In your case the character ğ is represented with in the %u011f sequence by the server, which is non-standard way of encoding. The correct representation should be '%C4%9F`.

I'll fix this shortly.

jnioche commented 7 years ago

Fixed in [master d79a076] URLNormalizer : Decode non-standard percent encoding prior to re-encoding

Thanks @MyraBaba for reporting this, could you please give it a try? BTW make sure your topology contains the BasicURLNormalizer.

MyraBaba commented 7 years ago

I will give a try soon .. We have now -27 Celsius degree here.. :))

not much time recent days. Feeding almost 100+ animals living in the nature . Mostly carrying warm food to them..

I will also few question and confusing point . I will also address them which I believe usefull for others also.

thx

On 9 Oca 2017, at 15:27, Julien Nioche notifications@github.com wrote:

Fixed in [master d79a076 https://github.com/DigitalPebble/storm-crawler/commit/d79a076e78c071ded8c2473d3827aa9c74c7538c] URLNormalizer : Decode non-standard percent encoding prior to re-encoding

Thanks @MyraBaba https://github.com/MyraBaba for reporting this, could you please give it a try? BTW make sure your topology contains the BasicURLNormalizer.

— You are receiving this because you were mentioned. Reply to this email directly, view it on GitHub https://github.com/DigitalPebble/storm-crawler/issues/401#issuecomment-271272543, or mute the thread https://github.com/notifications/unsubscribe-auth/AQscnyXvdlo8AXxEU0LNuZYQyJwgznjvks5rQieWgaJpZM4LcEtV.

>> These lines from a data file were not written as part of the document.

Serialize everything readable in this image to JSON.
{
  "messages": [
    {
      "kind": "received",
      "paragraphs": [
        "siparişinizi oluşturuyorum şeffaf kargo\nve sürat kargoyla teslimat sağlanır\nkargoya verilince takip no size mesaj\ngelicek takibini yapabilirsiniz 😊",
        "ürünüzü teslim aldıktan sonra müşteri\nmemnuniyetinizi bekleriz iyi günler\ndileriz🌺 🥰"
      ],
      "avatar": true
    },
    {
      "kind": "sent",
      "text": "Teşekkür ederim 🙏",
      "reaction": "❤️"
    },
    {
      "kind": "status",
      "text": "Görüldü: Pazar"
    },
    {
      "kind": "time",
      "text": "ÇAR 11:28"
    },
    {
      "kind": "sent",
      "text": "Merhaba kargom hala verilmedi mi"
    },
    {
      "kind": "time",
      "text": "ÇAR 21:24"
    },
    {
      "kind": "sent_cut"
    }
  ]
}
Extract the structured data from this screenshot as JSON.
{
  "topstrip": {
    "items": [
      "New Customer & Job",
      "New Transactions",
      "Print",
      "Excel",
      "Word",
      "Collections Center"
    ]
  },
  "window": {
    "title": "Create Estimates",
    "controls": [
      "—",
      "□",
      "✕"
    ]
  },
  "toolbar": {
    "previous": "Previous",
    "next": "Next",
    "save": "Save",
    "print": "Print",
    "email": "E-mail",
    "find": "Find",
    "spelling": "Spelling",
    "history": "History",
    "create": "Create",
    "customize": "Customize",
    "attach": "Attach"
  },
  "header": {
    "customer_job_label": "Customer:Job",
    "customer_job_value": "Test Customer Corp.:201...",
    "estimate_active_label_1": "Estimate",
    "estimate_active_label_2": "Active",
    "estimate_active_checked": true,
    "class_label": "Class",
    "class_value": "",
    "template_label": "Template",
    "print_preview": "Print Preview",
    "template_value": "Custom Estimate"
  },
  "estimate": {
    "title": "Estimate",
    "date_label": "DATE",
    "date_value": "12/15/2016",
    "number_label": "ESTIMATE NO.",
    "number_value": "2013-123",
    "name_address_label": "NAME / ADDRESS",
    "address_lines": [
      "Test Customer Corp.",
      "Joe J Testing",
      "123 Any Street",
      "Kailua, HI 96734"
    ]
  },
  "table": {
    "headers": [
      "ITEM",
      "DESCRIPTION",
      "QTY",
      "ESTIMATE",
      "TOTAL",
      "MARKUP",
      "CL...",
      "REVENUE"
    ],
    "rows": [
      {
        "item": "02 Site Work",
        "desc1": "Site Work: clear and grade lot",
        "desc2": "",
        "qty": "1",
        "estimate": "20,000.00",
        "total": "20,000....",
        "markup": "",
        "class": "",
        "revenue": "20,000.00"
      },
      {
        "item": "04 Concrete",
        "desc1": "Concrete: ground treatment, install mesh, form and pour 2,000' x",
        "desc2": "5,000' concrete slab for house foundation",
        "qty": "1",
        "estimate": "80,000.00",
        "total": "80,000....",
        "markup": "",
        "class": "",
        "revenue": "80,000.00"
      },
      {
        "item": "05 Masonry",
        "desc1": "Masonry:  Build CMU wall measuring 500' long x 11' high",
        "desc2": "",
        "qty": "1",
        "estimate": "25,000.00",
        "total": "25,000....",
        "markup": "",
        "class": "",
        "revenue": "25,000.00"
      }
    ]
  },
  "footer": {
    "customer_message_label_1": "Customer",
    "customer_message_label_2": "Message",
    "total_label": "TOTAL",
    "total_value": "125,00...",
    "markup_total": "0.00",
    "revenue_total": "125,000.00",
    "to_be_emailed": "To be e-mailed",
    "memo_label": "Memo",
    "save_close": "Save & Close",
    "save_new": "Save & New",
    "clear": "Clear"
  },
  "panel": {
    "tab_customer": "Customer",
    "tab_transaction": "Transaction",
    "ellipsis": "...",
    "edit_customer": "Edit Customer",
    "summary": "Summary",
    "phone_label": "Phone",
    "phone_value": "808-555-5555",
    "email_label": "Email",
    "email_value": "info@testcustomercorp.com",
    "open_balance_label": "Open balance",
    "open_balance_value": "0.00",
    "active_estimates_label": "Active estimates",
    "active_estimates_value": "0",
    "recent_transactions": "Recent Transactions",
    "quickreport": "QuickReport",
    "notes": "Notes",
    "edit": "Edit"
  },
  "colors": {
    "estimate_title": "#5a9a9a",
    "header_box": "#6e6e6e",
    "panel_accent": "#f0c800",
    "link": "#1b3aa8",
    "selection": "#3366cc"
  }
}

jnioche commented 7 years ago

not much time recent days. Feeding almost 100+ animals living in the nature . Mostly carrying warm food to them..

I am intrigued :-)

I will also few question and confusing point . I will also address them which I believe usefull for others also.

please use stackoverflow with the tag 'stormcrawler' for general questions

Thanks